Frozen Embryos and Long-Term Storage
Cryopreservation is the one way an embryo can exist outside the body for an extended period, though “survive” is a stretch since the embryo is in a state of suspended animation at extremely low temperatures. Embryos frozen within one year of creation have the best outcomes: a clinical pregnancy rate of about 60% and a live birth rate of roughly 49% after transfer. Those frozen for one to six years see pregnancy rates drop to around 53%, with live birth rates falling to about 42%. Beyond six years, outcomes decline further and the risk of ectopic pregnancy rises significantly.
Healthy babies have been born from embryos frozen for well over a decade, so long-term storage is possible. But the data from a study of more than 47,000 transfer cycles shows that shorter freezing durations consistently produce better results. Freezing preserves the embryo but does not improve it, and longer storage appears to carry a higher risk of early miscarriage and preterm birth.
Ectopic Pregnancy: Survival Outside the Uterus Inside the Body
An ectopic pregnancy occurs when a fertilized egg implants somewhere other than the uterus, most commonly in a fallopian tube. In a tubal pregnancy, the embryo cannot survive. The tube is too narrow and lacks the blood supply to support a growing pregnancy, and if left untreated, the expanding tissue can rupture the tube and cause life-threatening bleeding.
In extremely rare cases, an embryo implants in the abdominal cavity rather than the tube and manages to develop a blood supply from surrounding organs. A Medline search covering a decade of medical literature found only 11 reported cases of a secondary abdominal pregnancy reaching a viable gestational age. In one documented case, a live female baby weighing 2.3 kg was delivered from the abdominal cavity at 33 weeks. The baby cried at birth but developed respiratory distress and required intensive care. These cases are medical emergencies, not a viable alternative to uterine pregnancy, and they carry extreme risks to the mother including catastrophic bleeding.
Where Artificial Womb Technology Stands
Several research teams are developing artificial womb systems designed to support premature babies outside the body. The most well-known is the EXTEND system from the Children’s Hospital of Philadelphia, which uses a fluid-filled chamber to simulate the uterine environment. A similar system called EVE was developed by researchers at Tohoku University and the University of Western Australia.
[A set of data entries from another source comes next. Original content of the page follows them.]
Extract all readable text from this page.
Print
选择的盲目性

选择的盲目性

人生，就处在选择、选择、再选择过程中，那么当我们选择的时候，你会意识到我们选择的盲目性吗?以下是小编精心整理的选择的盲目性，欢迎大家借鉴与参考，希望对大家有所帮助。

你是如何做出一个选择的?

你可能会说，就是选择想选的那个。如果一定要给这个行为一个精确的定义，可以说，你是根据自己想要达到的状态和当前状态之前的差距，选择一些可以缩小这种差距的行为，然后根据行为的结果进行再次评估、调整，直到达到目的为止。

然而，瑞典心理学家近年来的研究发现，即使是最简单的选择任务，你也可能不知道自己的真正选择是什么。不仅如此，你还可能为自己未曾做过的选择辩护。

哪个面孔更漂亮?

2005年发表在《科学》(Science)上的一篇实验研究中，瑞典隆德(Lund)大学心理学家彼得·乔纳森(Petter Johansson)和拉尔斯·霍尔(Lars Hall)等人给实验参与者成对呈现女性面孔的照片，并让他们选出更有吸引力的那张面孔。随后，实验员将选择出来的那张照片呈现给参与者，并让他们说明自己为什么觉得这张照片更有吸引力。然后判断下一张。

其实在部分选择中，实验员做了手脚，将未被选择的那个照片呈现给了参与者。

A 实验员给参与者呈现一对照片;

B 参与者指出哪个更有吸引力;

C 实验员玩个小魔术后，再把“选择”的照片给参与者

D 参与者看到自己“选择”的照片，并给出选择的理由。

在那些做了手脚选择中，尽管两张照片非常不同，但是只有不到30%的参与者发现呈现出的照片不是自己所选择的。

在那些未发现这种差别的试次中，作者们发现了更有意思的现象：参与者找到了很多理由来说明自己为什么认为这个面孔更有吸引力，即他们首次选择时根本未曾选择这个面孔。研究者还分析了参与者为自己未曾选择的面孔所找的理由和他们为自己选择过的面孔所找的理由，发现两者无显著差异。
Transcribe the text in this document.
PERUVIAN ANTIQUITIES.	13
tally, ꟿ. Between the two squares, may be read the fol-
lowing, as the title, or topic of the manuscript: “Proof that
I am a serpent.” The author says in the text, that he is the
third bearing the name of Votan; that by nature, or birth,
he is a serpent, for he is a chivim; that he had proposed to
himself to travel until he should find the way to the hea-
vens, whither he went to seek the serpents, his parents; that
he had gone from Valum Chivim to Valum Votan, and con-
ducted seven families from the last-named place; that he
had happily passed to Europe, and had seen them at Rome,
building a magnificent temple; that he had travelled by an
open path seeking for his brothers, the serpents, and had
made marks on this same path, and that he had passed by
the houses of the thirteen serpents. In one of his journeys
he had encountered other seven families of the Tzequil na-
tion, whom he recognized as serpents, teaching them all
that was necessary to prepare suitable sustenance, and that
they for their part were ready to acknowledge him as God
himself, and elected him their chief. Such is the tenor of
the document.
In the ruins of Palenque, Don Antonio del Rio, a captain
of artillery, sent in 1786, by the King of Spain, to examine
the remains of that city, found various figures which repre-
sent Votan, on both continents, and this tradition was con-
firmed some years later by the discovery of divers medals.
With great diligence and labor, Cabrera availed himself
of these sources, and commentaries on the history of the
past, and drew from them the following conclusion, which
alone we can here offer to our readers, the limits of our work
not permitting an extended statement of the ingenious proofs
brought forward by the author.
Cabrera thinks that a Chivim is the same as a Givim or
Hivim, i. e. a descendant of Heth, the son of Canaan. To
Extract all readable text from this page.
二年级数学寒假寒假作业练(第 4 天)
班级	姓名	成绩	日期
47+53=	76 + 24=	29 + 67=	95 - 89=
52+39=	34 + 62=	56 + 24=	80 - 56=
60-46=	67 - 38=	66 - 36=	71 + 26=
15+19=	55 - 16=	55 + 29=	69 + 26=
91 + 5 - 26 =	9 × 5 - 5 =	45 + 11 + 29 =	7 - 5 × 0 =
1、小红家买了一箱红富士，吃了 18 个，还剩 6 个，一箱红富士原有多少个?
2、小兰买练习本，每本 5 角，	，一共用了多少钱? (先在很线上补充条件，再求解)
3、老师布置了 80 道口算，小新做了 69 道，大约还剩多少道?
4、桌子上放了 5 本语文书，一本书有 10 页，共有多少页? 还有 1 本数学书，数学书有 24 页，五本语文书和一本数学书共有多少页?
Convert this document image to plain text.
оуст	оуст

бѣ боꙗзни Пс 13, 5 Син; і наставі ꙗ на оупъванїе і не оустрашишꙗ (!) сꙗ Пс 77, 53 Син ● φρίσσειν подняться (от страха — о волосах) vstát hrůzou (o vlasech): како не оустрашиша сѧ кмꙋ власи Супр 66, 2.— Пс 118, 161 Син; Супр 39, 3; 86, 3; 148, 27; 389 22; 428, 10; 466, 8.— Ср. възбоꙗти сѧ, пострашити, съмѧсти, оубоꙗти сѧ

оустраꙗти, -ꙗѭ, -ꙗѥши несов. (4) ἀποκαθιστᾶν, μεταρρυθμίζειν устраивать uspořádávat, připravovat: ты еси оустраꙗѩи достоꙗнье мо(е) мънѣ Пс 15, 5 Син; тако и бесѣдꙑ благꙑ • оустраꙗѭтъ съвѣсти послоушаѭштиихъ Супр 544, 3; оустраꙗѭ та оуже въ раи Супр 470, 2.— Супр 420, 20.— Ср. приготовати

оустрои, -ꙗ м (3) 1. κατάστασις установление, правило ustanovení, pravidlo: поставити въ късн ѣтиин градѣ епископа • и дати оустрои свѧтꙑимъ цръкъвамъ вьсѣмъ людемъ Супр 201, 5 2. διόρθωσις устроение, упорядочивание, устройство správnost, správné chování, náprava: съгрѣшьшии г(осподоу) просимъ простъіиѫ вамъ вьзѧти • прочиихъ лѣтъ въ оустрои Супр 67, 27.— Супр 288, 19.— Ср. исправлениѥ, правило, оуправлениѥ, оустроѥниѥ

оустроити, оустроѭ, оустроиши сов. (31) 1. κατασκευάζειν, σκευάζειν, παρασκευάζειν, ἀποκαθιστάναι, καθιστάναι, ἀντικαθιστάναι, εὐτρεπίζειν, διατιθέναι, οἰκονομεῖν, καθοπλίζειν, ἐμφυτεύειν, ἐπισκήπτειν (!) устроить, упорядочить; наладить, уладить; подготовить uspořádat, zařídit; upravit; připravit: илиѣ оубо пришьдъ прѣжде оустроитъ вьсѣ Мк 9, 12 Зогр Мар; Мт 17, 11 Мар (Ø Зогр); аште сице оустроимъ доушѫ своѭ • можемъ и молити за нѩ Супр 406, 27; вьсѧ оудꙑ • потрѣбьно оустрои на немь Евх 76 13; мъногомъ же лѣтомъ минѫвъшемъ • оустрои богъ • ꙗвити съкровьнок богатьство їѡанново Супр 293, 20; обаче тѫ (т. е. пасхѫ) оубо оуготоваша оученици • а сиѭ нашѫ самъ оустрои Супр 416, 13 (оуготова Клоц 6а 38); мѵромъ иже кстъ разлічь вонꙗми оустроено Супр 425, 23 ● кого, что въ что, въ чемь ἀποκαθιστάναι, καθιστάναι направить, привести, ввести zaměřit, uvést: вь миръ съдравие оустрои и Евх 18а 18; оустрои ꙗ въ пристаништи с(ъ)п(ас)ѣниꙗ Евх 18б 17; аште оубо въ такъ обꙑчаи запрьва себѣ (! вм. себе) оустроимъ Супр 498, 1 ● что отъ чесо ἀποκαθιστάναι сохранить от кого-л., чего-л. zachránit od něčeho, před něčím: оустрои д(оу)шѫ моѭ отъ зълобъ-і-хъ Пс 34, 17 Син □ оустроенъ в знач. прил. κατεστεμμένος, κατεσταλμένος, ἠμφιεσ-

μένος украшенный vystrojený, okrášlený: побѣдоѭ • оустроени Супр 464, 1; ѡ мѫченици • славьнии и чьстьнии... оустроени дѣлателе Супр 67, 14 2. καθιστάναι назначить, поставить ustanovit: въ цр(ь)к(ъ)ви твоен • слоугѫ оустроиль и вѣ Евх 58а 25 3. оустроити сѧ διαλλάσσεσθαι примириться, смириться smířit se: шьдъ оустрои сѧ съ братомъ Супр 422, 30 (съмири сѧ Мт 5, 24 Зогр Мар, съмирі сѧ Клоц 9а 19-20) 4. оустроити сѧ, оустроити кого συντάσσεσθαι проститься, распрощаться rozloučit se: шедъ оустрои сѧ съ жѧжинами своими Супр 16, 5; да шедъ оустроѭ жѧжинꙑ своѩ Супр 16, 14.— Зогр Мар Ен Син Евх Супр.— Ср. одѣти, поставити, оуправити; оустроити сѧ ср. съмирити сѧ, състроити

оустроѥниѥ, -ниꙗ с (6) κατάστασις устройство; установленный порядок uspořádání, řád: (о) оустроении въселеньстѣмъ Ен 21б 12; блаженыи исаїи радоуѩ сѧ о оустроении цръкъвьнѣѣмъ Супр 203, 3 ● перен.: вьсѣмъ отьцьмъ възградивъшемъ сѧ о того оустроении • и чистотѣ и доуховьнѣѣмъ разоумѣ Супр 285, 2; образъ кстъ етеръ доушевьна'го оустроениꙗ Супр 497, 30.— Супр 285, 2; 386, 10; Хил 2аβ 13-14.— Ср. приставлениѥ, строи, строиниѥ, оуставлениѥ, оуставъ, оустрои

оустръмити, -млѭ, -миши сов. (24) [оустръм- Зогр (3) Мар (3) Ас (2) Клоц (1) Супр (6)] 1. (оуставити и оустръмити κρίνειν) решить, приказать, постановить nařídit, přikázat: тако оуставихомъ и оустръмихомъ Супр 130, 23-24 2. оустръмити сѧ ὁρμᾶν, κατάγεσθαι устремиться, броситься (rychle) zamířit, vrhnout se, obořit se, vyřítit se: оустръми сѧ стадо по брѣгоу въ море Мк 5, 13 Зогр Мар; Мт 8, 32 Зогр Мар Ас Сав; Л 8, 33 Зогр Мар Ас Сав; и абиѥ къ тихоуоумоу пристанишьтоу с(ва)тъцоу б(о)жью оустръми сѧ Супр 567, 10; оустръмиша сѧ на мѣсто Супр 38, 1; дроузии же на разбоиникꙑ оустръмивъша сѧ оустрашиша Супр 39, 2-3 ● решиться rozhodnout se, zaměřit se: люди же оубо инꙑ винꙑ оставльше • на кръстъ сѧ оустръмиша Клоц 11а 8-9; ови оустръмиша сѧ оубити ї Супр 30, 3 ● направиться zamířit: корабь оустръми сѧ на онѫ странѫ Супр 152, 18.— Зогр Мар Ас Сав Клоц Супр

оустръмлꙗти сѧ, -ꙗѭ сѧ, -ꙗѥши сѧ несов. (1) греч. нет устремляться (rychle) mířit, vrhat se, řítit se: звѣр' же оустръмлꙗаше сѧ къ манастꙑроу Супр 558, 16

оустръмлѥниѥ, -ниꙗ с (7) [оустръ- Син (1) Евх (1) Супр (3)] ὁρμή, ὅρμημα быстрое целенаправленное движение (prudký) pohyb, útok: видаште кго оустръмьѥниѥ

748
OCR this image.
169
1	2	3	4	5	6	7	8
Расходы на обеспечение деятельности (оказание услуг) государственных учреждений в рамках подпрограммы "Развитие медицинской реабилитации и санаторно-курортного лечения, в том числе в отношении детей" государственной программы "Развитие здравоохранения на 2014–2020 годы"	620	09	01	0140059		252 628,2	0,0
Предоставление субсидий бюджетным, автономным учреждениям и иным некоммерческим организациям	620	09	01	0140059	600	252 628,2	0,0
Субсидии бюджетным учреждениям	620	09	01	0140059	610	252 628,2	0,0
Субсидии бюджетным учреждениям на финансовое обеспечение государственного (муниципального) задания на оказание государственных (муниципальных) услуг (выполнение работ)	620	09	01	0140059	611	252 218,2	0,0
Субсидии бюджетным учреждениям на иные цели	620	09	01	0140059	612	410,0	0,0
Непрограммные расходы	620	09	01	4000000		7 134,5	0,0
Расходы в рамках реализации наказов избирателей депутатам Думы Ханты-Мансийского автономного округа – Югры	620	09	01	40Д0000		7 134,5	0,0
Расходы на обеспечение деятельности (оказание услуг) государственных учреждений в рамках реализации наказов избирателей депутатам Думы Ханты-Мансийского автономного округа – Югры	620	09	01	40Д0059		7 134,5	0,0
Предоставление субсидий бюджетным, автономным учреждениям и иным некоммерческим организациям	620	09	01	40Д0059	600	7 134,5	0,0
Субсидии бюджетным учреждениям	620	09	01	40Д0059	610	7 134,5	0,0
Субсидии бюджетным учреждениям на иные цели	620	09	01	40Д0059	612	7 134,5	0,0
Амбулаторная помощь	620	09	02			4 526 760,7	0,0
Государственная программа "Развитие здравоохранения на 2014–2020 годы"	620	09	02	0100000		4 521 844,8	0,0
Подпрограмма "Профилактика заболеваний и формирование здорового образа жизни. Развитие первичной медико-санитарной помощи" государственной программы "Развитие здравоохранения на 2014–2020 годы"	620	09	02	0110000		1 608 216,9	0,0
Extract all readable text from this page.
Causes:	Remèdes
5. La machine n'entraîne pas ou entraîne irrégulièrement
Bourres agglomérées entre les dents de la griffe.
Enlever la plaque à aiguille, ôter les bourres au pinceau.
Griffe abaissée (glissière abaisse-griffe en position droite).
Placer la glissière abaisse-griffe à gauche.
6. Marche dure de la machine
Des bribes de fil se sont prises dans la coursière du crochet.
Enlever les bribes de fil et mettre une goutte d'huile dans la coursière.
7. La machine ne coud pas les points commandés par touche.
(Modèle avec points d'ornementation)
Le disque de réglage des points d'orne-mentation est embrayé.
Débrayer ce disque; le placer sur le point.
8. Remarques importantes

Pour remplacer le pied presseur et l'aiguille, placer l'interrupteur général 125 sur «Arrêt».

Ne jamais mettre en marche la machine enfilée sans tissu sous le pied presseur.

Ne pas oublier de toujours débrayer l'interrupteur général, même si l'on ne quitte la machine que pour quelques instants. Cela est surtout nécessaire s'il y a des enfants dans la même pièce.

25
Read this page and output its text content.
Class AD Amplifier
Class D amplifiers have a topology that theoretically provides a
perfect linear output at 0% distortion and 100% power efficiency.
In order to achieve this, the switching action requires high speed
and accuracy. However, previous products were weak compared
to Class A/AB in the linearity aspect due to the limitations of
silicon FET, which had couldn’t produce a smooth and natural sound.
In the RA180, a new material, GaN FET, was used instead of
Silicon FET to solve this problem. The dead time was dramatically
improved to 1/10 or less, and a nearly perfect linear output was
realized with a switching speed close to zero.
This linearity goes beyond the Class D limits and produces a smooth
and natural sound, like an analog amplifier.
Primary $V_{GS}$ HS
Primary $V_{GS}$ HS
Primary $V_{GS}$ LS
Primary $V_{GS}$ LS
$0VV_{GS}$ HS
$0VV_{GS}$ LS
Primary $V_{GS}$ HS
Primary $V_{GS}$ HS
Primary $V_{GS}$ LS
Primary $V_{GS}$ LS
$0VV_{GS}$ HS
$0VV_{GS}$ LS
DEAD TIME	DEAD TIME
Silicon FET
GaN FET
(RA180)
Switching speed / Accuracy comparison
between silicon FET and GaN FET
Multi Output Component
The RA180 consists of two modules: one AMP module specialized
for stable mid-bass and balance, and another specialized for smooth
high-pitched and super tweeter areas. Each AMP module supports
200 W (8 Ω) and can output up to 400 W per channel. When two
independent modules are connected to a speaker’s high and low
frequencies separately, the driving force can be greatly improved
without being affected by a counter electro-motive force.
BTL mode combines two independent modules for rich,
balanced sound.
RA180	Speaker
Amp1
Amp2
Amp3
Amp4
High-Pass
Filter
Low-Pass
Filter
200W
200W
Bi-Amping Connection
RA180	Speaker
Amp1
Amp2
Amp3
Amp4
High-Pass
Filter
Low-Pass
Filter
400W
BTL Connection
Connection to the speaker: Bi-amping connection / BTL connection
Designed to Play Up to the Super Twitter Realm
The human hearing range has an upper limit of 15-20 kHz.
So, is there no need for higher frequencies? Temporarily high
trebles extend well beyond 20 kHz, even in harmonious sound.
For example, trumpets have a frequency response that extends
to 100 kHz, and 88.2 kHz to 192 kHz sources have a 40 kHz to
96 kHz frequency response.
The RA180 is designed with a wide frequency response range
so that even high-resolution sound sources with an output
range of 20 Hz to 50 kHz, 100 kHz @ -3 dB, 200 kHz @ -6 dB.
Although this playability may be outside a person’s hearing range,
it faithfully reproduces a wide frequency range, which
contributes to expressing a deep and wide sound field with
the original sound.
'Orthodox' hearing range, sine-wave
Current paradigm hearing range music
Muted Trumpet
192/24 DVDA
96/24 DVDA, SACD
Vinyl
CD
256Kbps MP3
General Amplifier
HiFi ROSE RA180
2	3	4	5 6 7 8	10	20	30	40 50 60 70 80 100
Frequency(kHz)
These devices are designed for fetuses between roughly 13 weeks of gestation and full term. They cannot support an embryo from fertilization through the early stages of organ formation. The technology also lacks the placenta’s ability to convert pulsatile blood flow from arteries into the smooth, steady flow needed in the umbilical vein, a technical challenge that has not been solved. No artificial womb has been approved for use in humans, and the long-term psychological and developmental effects on children gestated this way remain entirely unknown.
A concept facility called EctoLife, announced in late 2022, attracted media attention as the “world’s first artificial womb facility,” but it was a conceptual project created by a filmmaker and science communicator, not a functioning medical device. The gap between current technology and a system that could carry a human embryo from fertilization to birth remains enormous.